ScienceDirect’s Top25

I received a press release from the folks at ScienceDirect announcing their “TOP25” service:

The TOP25 provides lists of the most popular articles from over 2,000 scientific, technical and medical journals available on ScienceDirect. Updated quarterly, it’s a great tool to help take the stress out of research and quickly identify the key developments in your area.
These most popular lists are published on the TOP25 website but you can also register and set-up free email alerts – a great way for busy researchers to efficiently pin-point those “must-read” articles.
Elsevier’s ScienceDirect is used by about 10 million people, which means you can be sure that the TOP25 is an authoritative, one-stop method of finding out what your peers and colleagues are reading.

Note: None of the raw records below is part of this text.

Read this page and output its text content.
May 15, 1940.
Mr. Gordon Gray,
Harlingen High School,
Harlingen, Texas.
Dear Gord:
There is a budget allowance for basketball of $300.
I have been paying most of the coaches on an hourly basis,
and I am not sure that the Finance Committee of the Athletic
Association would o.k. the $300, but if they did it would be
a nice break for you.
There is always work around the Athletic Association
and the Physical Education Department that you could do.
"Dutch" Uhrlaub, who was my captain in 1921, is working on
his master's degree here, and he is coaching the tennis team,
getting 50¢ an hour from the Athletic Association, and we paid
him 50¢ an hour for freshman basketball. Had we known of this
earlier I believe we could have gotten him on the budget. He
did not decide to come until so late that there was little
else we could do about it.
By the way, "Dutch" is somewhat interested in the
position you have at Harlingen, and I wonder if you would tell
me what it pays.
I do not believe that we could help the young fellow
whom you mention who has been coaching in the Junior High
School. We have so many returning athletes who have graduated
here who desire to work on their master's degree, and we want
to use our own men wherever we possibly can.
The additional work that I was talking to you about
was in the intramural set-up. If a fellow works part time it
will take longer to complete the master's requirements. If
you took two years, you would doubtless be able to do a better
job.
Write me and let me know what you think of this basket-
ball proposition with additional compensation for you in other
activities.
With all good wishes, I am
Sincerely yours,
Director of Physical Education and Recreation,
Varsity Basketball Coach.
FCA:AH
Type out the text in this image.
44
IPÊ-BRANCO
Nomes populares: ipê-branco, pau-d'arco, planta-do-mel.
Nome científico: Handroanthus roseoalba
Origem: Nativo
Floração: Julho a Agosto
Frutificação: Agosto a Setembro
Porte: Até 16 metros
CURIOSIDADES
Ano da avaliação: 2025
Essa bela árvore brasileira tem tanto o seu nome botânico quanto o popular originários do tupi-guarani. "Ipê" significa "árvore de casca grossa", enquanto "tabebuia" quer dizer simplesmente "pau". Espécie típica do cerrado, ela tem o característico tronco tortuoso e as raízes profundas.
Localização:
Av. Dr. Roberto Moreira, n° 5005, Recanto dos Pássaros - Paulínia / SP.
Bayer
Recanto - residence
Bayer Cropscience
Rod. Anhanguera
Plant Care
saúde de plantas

I have two complaints, one minor, one major. The minor one first — a quarterly updating to the alert may make sense, but more frequent updates would be better. Particularly in regard to my major complaint.
My major complaint is that receiving these alerts by email is all well and good — but where’s the RSS? If done properly, a library could get RSS feeds for use on a subject guide, for example, that include OpenURL links links, pre-formatted for the library’s link resolver. That would drive visitors to the ScienceDirect site and make my life easier.
UPDATE 13 November 2006 10:00 AM: In response to my email (with similar suggestions oulined above) to ScienceDirect, I received a reply from Brant Emery, the TOP25 Project Manager at ScienceDirect. He wrote (quoted with his permission):

[We’re] currently looking to develop RSS for the TOP25 service. This should be implemented by early 2007 (April). When it is available we will alert all TOP25 users to its existence with a Customer Service notification.
…. We will also be implementing RSS feed capability for our other ScienceDirect alerts – the Volume/Issue, Search, Citation and Topic alerts very soon.